New Delhi, July 14 - Vegetable oil imports by India, the world's biggest buyer after China, rose by almost a third in June after more than doubling in the previous two months.
Total imports in June rose to 780,679 tonnes from 593,730 tonnes in the same month last year. The purchases included 742,481 tonnes of edible oils, up 35 percent from a year ago, data from the Solvent Extractors' Association of India (SEA) showed on Tuesday.
Imports in the eight months of the oil year starting November rose to 5.82 million tonnes from 3.56 million tonnes in the year-ago period.

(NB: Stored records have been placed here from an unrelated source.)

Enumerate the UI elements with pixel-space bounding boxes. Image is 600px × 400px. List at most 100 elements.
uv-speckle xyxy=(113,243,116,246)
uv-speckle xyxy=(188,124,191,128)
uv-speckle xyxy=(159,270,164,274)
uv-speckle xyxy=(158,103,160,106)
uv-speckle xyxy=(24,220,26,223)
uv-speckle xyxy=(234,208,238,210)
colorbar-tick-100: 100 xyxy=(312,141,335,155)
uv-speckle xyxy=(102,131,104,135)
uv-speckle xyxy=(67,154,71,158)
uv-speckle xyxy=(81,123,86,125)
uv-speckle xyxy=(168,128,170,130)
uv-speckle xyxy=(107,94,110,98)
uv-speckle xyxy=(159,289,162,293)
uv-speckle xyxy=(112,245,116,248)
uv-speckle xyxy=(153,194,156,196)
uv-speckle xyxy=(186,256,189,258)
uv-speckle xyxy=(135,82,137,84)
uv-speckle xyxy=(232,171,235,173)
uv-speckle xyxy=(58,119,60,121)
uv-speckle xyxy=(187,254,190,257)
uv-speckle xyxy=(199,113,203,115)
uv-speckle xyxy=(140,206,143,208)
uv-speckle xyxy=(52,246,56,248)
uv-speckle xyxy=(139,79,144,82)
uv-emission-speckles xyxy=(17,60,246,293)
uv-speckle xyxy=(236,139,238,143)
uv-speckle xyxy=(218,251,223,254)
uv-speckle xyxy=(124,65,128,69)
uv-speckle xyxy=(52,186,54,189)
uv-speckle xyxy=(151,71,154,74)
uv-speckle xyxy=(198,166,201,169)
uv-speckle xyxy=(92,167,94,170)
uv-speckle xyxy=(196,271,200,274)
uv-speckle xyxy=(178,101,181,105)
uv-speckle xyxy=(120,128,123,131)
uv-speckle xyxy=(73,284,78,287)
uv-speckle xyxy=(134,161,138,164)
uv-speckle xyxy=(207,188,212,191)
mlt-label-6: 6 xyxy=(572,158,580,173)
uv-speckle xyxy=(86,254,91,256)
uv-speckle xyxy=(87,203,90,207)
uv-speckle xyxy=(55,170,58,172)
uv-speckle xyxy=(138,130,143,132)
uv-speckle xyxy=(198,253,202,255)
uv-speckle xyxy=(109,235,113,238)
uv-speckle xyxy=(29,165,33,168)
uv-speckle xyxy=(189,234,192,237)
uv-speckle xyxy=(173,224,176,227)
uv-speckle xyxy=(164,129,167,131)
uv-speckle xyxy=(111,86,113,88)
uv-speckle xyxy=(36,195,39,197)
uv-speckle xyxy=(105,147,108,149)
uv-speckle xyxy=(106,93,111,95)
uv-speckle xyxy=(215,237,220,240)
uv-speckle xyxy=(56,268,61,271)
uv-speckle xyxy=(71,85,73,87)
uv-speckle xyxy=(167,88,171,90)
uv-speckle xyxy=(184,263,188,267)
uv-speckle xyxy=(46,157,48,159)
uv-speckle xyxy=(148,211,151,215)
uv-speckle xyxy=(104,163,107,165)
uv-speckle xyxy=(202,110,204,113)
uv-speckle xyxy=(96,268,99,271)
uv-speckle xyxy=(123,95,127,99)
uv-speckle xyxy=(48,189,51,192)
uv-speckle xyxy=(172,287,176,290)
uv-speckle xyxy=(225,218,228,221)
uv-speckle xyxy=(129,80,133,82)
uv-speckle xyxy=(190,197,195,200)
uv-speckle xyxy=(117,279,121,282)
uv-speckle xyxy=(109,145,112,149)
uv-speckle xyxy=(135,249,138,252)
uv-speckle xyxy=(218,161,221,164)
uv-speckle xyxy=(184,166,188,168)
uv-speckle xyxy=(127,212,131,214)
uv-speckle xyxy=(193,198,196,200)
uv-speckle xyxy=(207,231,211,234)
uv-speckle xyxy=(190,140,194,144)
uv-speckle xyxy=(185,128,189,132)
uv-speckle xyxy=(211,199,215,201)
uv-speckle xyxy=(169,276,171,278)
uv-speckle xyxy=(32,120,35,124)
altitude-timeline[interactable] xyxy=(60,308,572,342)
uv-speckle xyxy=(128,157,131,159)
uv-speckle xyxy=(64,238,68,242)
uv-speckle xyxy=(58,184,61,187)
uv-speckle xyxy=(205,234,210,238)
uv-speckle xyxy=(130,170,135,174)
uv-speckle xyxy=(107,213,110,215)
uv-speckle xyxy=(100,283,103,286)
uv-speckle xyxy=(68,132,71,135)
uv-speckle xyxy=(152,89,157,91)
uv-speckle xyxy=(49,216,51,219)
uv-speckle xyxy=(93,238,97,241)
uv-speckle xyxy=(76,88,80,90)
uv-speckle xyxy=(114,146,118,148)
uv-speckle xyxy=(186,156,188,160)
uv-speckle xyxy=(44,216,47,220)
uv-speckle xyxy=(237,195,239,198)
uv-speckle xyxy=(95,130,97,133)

Traders had expected the rise in edible oil imports would slow to 21 percent in June from a year ago as purchases had doubled in the previous two months.
"The large scale unabated import in last few months and no action taken in union budget to impose import duty coupled with low prices will encourage larger import in coming months," said B.V Mehta, executive director of the SEA.
Indian vegetable oil traders had demanded an import tax on crude oils and an increase in the duty on refined cooking medium to check huge imports, but the federal budget on July 6 left the the tax structure unchanged.
Mehta said poor monsoon rains would hit summer-sown oilseeds and push vegetable oil purchases to around 8 million tonnes in the current year to October, sharply up from 6.3 million tonnes a year ago.